In the end, America (and the rest of the developed world) ended up with massive debt and virtually zero savings which put them in a situation of zero financial resilience. Financial resilience is a very important concept that you will hear about a lot more over the coming weeks and is a simple measure of how resilient an individual consumer is to financial shocks such as a job loss, commodity price spikes or rising interest rates. In fact, this concept is so important that I wrote a special page dedicated to understanding how it impacts the stability of our economy.
But global economic stability is not the only thing that is heavily impacted by the manner in which individuals handle their personal finances. Just as was the case for personal health, the way in which we handle our personal finances also has a large impact on our environment and our society.
For example, our environment is impacted negatively by completely out-of-control consumerism (such as the run-up to the 2008 crisis) and positively impacted by investments in the green economy. So, how are we doing in this regard? Well, the 2008 bubble of unchecked greed has left the USA with close to 20 million empty homes, representing a malinvestment of about $4 trillion – an amount 4 times greater than the total global investment in renewable energy to date.

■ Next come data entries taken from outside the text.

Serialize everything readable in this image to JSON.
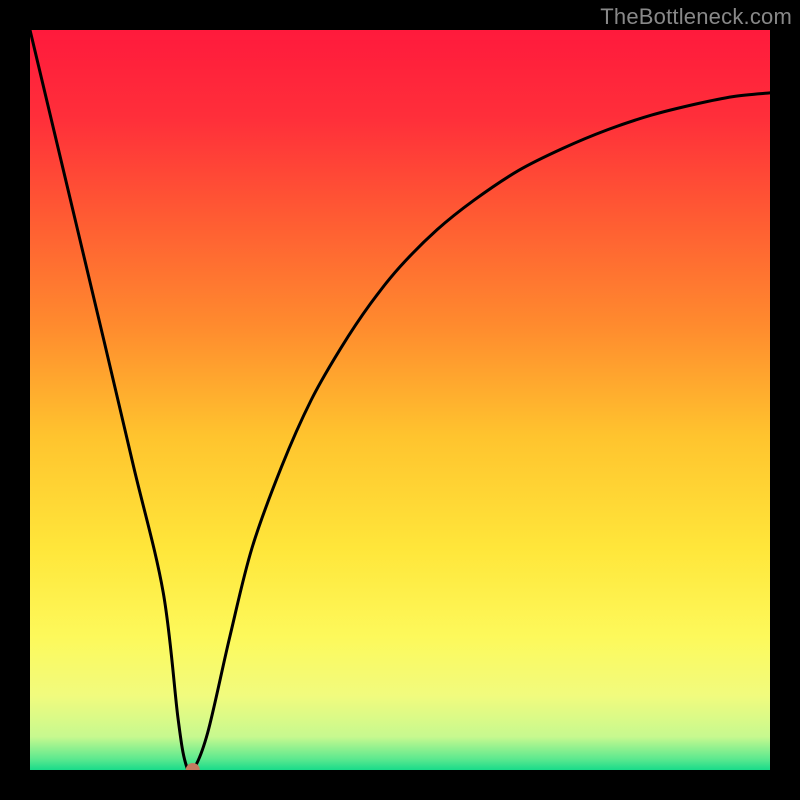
{
  "watermark": "TheBottleneck.com",
  "chart_data": {
    "type": "line",
    "title": "",
    "xlabel": "",
    "ylabel": "",
    "xlim": [
      0,
      100
    ],
    "ylim": [
      0,
      100
    ],
    "grid": false,
    "axes_visible": false,
    "background": {
      "type": "vertical-gradient",
      "stops": [
        {
          "t": 0.0,
          "color": "#ff1a3c"
        },
        {
          "t": 0.12,
          "color": "#ff2f3a"
        },
        {
          "t": 0.25,
          "color": "#ff5a33"
        },
        {
          "t": 0.4,
          "color": "#ff8b2e"
        },
        {
          "t": 0.55,
          "color": "#ffc42e"
        },
        {
          "t": 0.7,
          "color": "#ffe63a"
        },
        {
          "t": 0.82,
          "color": "#fdf95b"
        },
        {
          "t": 0.9,
          "color": "#f1fb7e"
        },
        {
          "t": 0.955,
          "color": "#c7f98f"
        },
        {
          "t": 0.985,
          "color": "#5de98f"
        },
        {
          "t": 1.0,
          "color": "#19db8a"
        }
      ]
    },
    "series": [
      {
        "name": "bottleneck-curve",
        "color": "#000000",
        "stroke_width": 3,
        "x": [
          0,
          5,
          10,
          14,
          18,
          20,
          21,
          22,
          24,
          27,
          30,
          34,
          38,
          42,
          46,
          50,
          55,
          60,
          66,
          72,
          78,
          84,
          90,
          95,
          100
        ],
        "y": [
          100,
          79,
          58,
          41,
          24,
          7,
          1,
          0,
          5,
          18,
          30,
          41,
          50,
          57,
          63,
          68,
          73,
          77,
          81,
          84,
          86.5,
          88.5,
          90,
          91,
          91.5
        ]
      }
    ],
    "marker": {
      "name": "optimal-point",
      "x": 22,
      "y": 0,
      "r": 7,
      "color": "#c47b60"
    }
  }
}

Regarding our society, people seem completely oblivious to the fact that the average American consumes about 20 times more value than the average Sub-Saharan African (simply because he/she was lucky enough to be born in America and not in Sub-Saharan Africa). Our financial behavior certainly reflects this ignorance and the vast majority of people simply have no idea of how they can invest in the futures of the poor.
It is therefore clear that we have a lot of work to do regarding our personal finances. We will start the journey in two days’ time.